Investigation B: Effect of Metal Ion Concentration on Vitamin C Content
Variables
- Independent variable (IV): Concentration of copper(II) sulfate solution added to juice (mol dm⁻³) — e.g. 0, 0.001, 0.005, 0.010, 0.050, 0.100 mol dm⁻³
- Dependent variable (DV): Volume of iodine solution at endpoint, converted to vitamin C concentration
- Controlled variables (CV): Volume of juice, volume of CuSO₄ solution added, exposure time, temperature, same juice batch
Method
- Prepare a stock solution of copper(II) sulfate (CuSO₄, 0.100 mol dm⁻³) and dilute to create the required concentrations using serial dilution.
- Add 5 cm³ of each CuSO₄ solution to 20 cm³ of fresh orange juice in separate conical flasks. Include a control (0 mol dm⁻³ — 5 cm³ distilled water instead).
- Leave each sample at room temperature for exactly 30 minutes.
- Add 10 drops of starch indicator and titrate with standardised iodine solution as described in Investigation A.
- Repeat at least three times per concentration and calculate mean titres.
Equipment (Both Investigations)
- Fresh orange juice (same brand and batch throughout)
- Standardised iodine solution, I₂ (0.00500 mol dm⁻³)
- Starch indicator solution (1%)
- Copper(II) sulfate solution, CuSO₄ (Investigation B)
- 50 cm³ burette
- 25 cm³ pipette
- Conical flasks
- Water baths at required temperatures (Investigation A)
- Thermometer (±0.5 °C)
- Stopwatch
Safety
⚠️ Iodine solution is an irritant — avoid skin contact and wear gloves. Copper(II) sulfate is harmful if ingested and toxic to aquatic organisms. Dispose of all solutions into the appropriate waste disposal bottles provided.
Calculations
1. Moles of I₂ used = concentration × volume (in dm³)

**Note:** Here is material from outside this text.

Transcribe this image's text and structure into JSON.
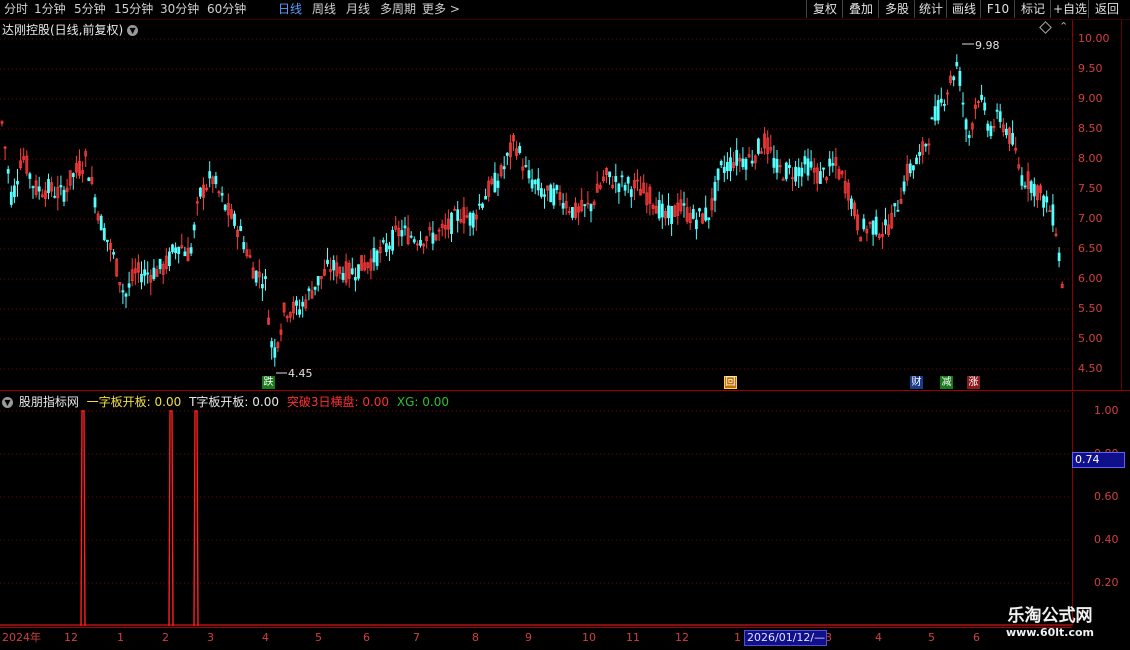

2. Since 1 mol ascorbic acid reacts with 1 mol I₂: moles of vitamin C = moles of I₂
3. Mass of vitamin C (mg) = moles × 176.12 g mol⁻¹ × 1000
4. Express as mg per 100 cm³ of juice for easy comparison with label values.
Results Tables
Investigation A — Temperature
| Temperature (°C) | Titre 1 (cm³) | Titre 2 (cm³) | Titre 3 (cm³) | Mean titre (cm³) | Vitamin C (mg/100 cm³) |
|---|---|---|---|---|---|
| 20 | |||||
| 40 | |||||
| 60 | |||||
| 80 | |||||
| 100 |
Investigation B — Metal Ion Concentration
| [CuSO₄] (mol dm⁻³) | Titre 1 (cm³) | Titre 2 (cm³) | Titre 3 (cm³) | Mean titre (cm³) | Vitamin C (mg/100 cm³) |
|---|---|---|---|---|---|
| 0 | |||||
| 0.001 | |||||
| 0.005 | |||||
| 0.010 | |||||
| 0.050 | |||||
| 0.100 |
Analysis
For each investigation, plot vitamin C concentration (mg/100 cm³) on the y-axis against the continuous IV on the x-axis. For Investigation A, describe any threshold temperature above which degradation accelerates. For Investigation B, determine whether the relationship between [Cu²⁺] and vitamin C loss is linear or curved — a curved relationship suggests enzyme-like saturation kinetics of the catalytic oxidation.
Discussion Points
- Why does vitamin C degrade more rapidly at higher temperatures? Consider both direct thermal oxidation and the role of dissolved oxygen.
- Why do Cu²⁺ and Fe²⁺/Fe³⁺ ions catalyse the oxidation of ascorbic acid? What is their role in the redox cycle?
- Why does the titre decrease as vitamin C degrades — what does a smaller titre indicate?
- How does your measured vitamin C compare to the value on the juice label? Suggest reasons for any discrepancy.
- Why is it important to titrate immediately after cooling, rather than leaving the juice to stand?
IA Guidance
Choose one of the two investigations above as your IA focus. Investigation B (metal ions) tends to produce a cleaner continuous dataset and a more novel research question. To score highly:
- Research Design: Justify your choice of concentration range or temperature range with reference to pilot data. Explain the chemistry of the titration endpoint precisely. For Investigation B, explain why a control (0 mol dm⁻³) is essential.
- Data Analysis: Plot with error bars. For Investigation B, consider plotting ln(vitamin C remaining) vs [Cu²⁺] to test for a linear relationship indicative of first-order kinetics.
- Conclusion: Compare your vitamin C values to the juice label and to published degradation studies. State a clear conclusion linking IV to DV with reference to redox chemistry.
- Evaluation: Discuss sources of error such as oxidation during preparation, variability between juice batches, and the assumption that starch endpoint is consistent across all samples.